Thanks I feel much clearer on the issue. This has raised another question but it is unrelated and I will still a new thread to address it.

 

Here's the problem I have with this concept of applying nepsis to activites such as reading certain material, playing certain games, or watching certain TV shows.

 

I feel it's counter-productive to completely abstain from watching a video or a book written by an atheist, or any other person with "unorthodox" (little "o" there) beliefs all in the name of guarding one's soul. Anna and many others have made reference to this before, and I am having a hard trouble grasping it.

 

St. Peter says that we must

"Always be prepared to give an answer to everyone who asks you to give the reason for the hope that you have." 1 Peter 3:15

 

How can we hope to do this if we don't read and understand the argument of the opposition? I love Fr. Thomas Hopko and he put out a really great series on "Darwin and Christianity" (link here) and it is clear that he did his research. I know many of you are familiar with the series and I think you can agree he did extensive reading from both sides of the isle.
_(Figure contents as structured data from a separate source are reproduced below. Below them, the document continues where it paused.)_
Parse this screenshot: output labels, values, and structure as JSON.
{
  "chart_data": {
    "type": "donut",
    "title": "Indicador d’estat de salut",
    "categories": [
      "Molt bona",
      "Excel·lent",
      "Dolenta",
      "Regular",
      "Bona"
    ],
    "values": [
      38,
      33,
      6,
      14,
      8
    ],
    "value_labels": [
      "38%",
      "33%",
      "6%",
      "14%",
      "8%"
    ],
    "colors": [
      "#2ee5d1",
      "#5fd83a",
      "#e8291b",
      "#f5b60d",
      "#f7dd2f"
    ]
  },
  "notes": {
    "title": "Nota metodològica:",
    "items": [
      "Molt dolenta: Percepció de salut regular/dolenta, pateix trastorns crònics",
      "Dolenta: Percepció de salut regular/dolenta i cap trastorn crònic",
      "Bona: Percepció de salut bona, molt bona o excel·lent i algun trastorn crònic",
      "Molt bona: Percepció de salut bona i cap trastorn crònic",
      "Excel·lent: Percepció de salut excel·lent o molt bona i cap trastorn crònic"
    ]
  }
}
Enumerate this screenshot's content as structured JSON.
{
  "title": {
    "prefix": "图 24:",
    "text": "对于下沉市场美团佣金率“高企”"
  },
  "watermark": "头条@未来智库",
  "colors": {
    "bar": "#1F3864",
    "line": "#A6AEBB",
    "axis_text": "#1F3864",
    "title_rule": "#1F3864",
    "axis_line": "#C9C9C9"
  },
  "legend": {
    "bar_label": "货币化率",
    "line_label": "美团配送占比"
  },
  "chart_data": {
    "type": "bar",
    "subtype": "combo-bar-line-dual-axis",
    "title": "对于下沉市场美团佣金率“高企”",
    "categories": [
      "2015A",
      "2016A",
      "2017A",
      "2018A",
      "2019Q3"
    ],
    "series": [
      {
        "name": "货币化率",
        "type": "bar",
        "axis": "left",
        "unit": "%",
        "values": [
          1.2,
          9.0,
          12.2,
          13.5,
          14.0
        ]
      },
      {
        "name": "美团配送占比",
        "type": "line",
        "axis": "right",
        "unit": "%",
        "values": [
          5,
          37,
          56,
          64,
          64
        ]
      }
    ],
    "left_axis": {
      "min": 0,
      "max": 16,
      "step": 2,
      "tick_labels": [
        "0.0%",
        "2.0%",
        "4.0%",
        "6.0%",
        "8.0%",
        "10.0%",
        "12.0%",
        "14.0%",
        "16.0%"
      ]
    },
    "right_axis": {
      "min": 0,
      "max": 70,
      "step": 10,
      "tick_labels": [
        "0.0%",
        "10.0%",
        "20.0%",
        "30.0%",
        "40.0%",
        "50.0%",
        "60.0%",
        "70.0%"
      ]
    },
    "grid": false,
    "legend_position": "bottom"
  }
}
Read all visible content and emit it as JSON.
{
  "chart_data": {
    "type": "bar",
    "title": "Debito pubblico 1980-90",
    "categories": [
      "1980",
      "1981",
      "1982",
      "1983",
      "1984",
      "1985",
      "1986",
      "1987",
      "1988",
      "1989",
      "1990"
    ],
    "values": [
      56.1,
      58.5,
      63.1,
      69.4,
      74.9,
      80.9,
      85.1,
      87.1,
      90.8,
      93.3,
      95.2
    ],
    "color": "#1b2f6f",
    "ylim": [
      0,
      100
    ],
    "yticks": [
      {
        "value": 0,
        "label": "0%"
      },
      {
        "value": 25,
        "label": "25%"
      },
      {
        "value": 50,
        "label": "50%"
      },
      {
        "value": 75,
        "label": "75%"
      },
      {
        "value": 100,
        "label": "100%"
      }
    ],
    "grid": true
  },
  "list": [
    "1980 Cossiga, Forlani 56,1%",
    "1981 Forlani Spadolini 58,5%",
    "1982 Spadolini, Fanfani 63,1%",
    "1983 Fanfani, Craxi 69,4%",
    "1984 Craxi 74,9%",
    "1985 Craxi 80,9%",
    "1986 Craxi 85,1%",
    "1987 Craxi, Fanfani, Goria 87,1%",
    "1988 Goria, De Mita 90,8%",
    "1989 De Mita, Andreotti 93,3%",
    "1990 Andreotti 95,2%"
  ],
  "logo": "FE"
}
The book that eventually led me to Christianity was one by Timothy Keller (found here) in which he looks at the major points made by skeptics of Christianity and even quotes them in their original works. Not to mention he was a protestant with a very protestant understanding of the fall and original sin, and yet I still found my way to Orthodoxy. How can we give an answer if we do not read/watch things that often challenge or even undermine our faith?

 

Therefore I have trouble understanding the relation between nepsis and abstention from unsavory literature. I hope you all can help me. I don't mean to pick on Anna in the slightest, she merely made reference to it and brought it to my attention again.  :)

 

-Anthony


Edited by Anthony D., 09 February 2013 - 09:59 PM.